Furthermore, history is integral to all disciplines because knowledge evolves. The shape of modern science or modern literature is based on not only its own history, but it's interactions with other social events. Science, art, war, economics, religion... These aren't separate concepts when they all build and respond to one another like how Dr. Jekyll and Mr. Hyde was a response to Darwin's The Origin of Species. Or the intimate relationship between philosophy, physics, and religion.
Our discipline based studies are not healthy. The harder we try to force this information into them, the more they will resist. Some are even saying that ADD and ADHD are actually a defense mechanism built to resist programming. They are going to reject it on a very fundamental level, but if they embrace it, they may be even worse off.

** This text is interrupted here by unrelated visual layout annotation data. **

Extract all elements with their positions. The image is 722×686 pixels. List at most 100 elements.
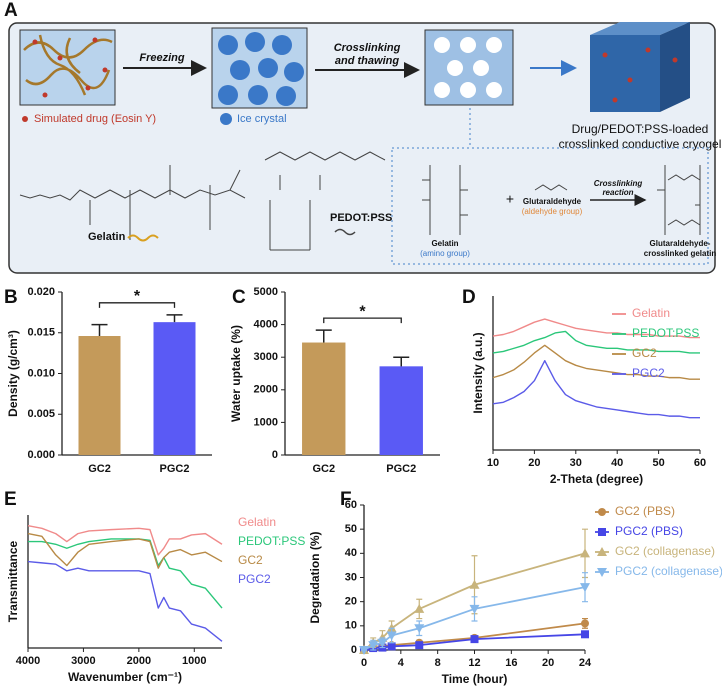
series-line (492, 359, 700, 419)
panel-frame (8, 22, 716, 274)
gelatin-squiggle (127, 234, 159, 242)
legend-dot (22, 116, 28, 122)
legend-label: GC2 (632, 346, 657, 360)
pedot-squiggle (334, 228, 356, 236)
series-line (492, 330, 700, 354)
step-label: Freezing (139, 52, 185, 64)
x-axis-label: Time (hour) (442, 672, 508, 686)
y-tick-label: 0.020 (27, 286, 55, 298)
marker (414, 603, 425, 613)
y-tick-label: 40 (345, 547, 357, 559)
charts: B 0.000 0.005 0.010 0.015 0.020 Density (g/cm³… (4, 286, 722, 686)
y-tick-label: 3000 (254, 351, 278, 363)
bar (302, 342, 346, 455)
y-tick-label: 0.000 (27, 449, 55, 461)
legend-label: GC2 (PBS) (615, 504, 675, 518)
y-axis-label: Water uptake (%) (229, 325, 243, 422)
ice-crystals (218, 32, 304, 106)
marker (598, 528, 606, 536)
y-tick-label: 0 (351, 644, 357, 656)
reaction-condition: reaction (602, 188, 633, 197)
y-tick-label: 0.015 (27, 327, 55, 339)
x-tick-label: 0 (361, 657, 367, 669)
reaction-note: (aldehyde group) (522, 207, 583, 216)
x-tick-label: 30 (570, 457, 582, 469)
structure-label: Gelatin (88, 231, 126, 243)
y-axis-label: Degradation (%) (308, 531, 322, 623)
x-tick-label: 4 (398, 657, 405, 669)
x-tick-label: 16 (505, 657, 517, 669)
y-axis-label: Transmittance (6, 540, 20, 622)
legend-dot (220, 113, 232, 125)
y-tick-label: 10 (345, 620, 357, 632)
product-label: Drug/PEDOT:PSS-loaded (572, 122, 709, 136)
legend-label: PGC2 (PBS) (615, 524, 683, 538)
marker (580, 583, 590, 593)
x-tick-label: 50 (652, 457, 664, 469)
legend-label: Simulated drug (Eosin Y) (34, 113, 156, 125)
error-bar (393, 356, 410, 367)
structure-label: PEDOT:PSS (330, 212, 392, 224)
reaction-frame (391, 147, 709, 265)
error-bar (315, 329, 332, 343)
legend-label: GC2 (collagenase) (615, 544, 715, 558)
panel-a: A Freezing Crosslinking and thawing Drug… (4, 0, 722, 274)
y-tick-label: 60 (345, 499, 357, 511)
marker (598, 508, 606, 516)
x-tick-label: 4000 (16, 655, 40, 667)
x-tick-label: 20 (528, 457, 540, 469)
significance-bracket (98, 302, 176, 308)
legend-label: PEDOT:PSS (632, 326, 699, 340)
marker (597, 547, 607, 556)
legend-label: GC2 (238, 553, 263, 567)
panel-label: F (340, 489, 352, 510)
marker (377, 638, 388, 648)
x-tick-label: 3000 (71, 655, 95, 667)
error-bar (166, 314, 183, 323)
marker (414, 624, 425, 634)
panel-label: E (4, 489, 17, 510)
gelatin-structure (19, 165, 246, 240)
x-tick-label: 10 (487, 457, 499, 469)
legend-label: PEDOT:PSS (238, 534, 305, 548)
step-label: Crosslinking (334, 42, 401, 54)
panel-label: D (462, 287, 476, 308)
y-tick-label: 50 (345, 523, 357, 535)
x-tick-label: 40 (611, 457, 623, 469)
y-axis-label: Intensity (a.u.) (471, 332, 485, 413)
x-tick-label: 2000 (127, 655, 151, 667)
series-line (492, 344, 700, 380)
y-tick-label: 30 (345, 571, 357, 583)
panel-label: B (4, 287, 18, 308)
x-tick-label: PGC2 (160, 463, 190, 475)
x-tick-label: PGC2 (386, 463, 416, 475)
y-tick-label: 5000 (254, 286, 278, 298)
y-tick-label: 20 (345, 596, 357, 608)
error-bar (91, 323, 108, 337)
bar (379, 366, 423, 455)
series-line (27, 524, 223, 556)
legend-label: PGC2 (632, 366, 665, 380)
bar (153, 322, 196, 455)
glutaraldehyde (534, 174, 701, 226)
x-tick-label: GC2 (312, 463, 335, 475)
reaction-label: Glutaraldehyde- (650, 239, 711, 248)
significance-label: * (359, 303, 366, 320)
x-tick-label: 12 (468, 657, 480, 669)
x-axis-label: Wavenumber (cm⁻¹) (68, 670, 182, 684)
x-tick-label: GC2 (88, 463, 111, 475)
significance-label: * (134, 288, 141, 305)
y-axis-label: Density (g/cm³) (6, 330, 20, 417)
x-tick-label: 20 (542, 657, 554, 669)
drug-dots (32, 37, 108, 98)
series-line (28, 538, 223, 609)
marker (581, 630, 589, 639)
cube (590, 22, 690, 112)
plus: + (506, 191, 514, 207)
bar (78, 336, 121, 455)
legend-label: Gelatin (632, 306, 670, 320)
product-label: crosslinked conductive cryogel (559, 137, 722, 151)
marker (597, 568, 607, 577)
x-tick-label: 8 (435, 657, 441, 669)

If we aren't taught to love learning instead of fear it, we will not embrace true education later in life. If we are taught to think of things as separate instead of integral, we won't see the damage we are causing in one realm of human interest (i.e. industrialization) effecting another (i.e. the environment). This is a shame because education is probably the field most capable of making effective, positive change in every realm of human interest. If we are taught to love America while hiding its faults, we won't recognize the problems that desperately need to be fixed to hold up to those American ideals that we are taught to cherish. If we are taught to obey the standard forty hour work week, we are making the alternatives feel unreal and unobtainable.
But most important, children will die... by their own hand or by their classmate. Of that, I do not doubt.